Esiste in psicologia una teoria secondo la quale a forza di ripetere un gesto (buono) una persona, anche se inizialmente scettica, si convince della sua bontà. È il fondamento di ogni pedagogia: noi tutti facciamo ripetere ai bambini dei gesti senza la pretesa che siano convinti, perché vogliamo che li imparino per poi assumerli liberamente come propri. È la via della virtù, ovvero di un habitus che si sviluppa attraverso la ripetizione di un gesto buono. Ed è un ulteriore incentivo al pensiero cristiano affinché si convinca di poter compiere, nel futuro prossimo, un passo importante in materia economica.

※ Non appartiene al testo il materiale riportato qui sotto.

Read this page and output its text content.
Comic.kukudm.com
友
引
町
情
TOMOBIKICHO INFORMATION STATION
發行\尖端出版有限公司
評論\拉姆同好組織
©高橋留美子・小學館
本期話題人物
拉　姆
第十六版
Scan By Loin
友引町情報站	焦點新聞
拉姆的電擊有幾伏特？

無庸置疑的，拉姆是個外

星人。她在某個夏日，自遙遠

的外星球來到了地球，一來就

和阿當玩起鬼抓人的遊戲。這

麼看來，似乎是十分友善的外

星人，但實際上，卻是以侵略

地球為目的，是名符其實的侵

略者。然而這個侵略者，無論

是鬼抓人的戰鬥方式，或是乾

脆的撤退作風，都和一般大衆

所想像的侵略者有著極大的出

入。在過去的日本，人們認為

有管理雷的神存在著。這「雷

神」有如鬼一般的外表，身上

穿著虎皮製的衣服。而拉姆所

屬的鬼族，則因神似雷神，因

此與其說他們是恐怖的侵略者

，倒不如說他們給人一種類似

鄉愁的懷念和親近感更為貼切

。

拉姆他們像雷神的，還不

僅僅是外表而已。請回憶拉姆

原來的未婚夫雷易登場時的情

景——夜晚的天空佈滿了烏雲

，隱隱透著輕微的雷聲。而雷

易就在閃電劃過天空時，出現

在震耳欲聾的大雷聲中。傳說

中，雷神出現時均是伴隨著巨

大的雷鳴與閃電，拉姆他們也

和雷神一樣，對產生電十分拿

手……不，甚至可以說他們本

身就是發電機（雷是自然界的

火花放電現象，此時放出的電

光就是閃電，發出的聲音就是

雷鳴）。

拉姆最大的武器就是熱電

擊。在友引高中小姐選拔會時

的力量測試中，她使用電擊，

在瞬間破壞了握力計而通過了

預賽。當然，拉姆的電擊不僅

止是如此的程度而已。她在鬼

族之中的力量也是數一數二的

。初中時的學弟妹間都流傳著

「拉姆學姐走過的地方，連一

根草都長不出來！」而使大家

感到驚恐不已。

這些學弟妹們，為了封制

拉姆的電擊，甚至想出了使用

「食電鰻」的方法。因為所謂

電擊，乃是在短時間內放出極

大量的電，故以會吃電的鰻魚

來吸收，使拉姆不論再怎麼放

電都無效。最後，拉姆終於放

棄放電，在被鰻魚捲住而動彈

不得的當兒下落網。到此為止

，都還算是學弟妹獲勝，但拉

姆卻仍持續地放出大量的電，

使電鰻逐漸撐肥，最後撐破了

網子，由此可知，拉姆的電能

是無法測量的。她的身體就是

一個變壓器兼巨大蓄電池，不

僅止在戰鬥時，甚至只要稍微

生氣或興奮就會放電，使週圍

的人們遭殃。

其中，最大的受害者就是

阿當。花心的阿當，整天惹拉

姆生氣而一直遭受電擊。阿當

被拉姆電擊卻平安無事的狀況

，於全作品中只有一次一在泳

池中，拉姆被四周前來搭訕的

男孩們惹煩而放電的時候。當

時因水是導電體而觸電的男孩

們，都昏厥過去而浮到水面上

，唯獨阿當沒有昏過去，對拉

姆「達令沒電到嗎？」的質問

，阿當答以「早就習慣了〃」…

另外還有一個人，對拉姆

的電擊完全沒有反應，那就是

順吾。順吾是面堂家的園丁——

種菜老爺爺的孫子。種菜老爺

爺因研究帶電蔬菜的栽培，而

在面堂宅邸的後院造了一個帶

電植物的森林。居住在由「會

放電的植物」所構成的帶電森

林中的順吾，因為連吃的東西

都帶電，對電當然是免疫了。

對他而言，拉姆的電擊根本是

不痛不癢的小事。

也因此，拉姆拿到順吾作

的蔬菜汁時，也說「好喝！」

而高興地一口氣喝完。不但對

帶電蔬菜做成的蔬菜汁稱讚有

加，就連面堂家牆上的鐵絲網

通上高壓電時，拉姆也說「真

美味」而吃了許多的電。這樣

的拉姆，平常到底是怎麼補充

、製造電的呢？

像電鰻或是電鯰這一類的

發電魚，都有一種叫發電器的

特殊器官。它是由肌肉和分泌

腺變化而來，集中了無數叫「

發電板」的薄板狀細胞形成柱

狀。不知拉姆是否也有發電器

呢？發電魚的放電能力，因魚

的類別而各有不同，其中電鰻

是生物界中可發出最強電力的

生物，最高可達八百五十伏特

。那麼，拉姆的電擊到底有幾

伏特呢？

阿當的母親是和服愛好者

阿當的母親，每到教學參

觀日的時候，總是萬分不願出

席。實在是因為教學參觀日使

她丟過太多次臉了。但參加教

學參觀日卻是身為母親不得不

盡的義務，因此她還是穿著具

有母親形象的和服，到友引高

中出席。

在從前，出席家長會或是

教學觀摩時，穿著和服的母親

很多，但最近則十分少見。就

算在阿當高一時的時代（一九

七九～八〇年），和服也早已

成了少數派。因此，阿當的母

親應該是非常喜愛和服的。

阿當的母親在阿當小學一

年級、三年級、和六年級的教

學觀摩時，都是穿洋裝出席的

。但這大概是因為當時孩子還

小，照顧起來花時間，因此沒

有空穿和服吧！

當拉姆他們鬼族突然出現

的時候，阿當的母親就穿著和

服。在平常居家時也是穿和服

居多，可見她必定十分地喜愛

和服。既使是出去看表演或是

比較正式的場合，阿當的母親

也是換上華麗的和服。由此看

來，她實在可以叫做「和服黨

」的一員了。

A tal proposito, per il prossimo mese di aprile, il papa ha voluto convocare ad Assisi alcuni giovani imprenditori (tutti sotto i 35 anni) per affrontare insieme a loro queste tematiche. È il prima volta che accade e mi sorprende che nelle nostre comunità non se ne parli. Si tratta infatti di un evento di portata rivoluzionaria. Perché il papa non li convoca per fargli la morale, ma perché vuole affrontare con loro questi temi economici ed ecologici di portata mondiale. E vuole dei giovani, perché saranno loro a cambiare le cose. Mi dispiace costatare che la Chiesa italiana su questi temi non si esprime. Il clero purtroppo non studia più… ma sono questioni che toccano la vita e sulle quali gente avrebbe desiderio di ascoltare una parola sensata e capace di fondare la speranza evangelica in un mondo diverso, più solidale, e dunque più umano.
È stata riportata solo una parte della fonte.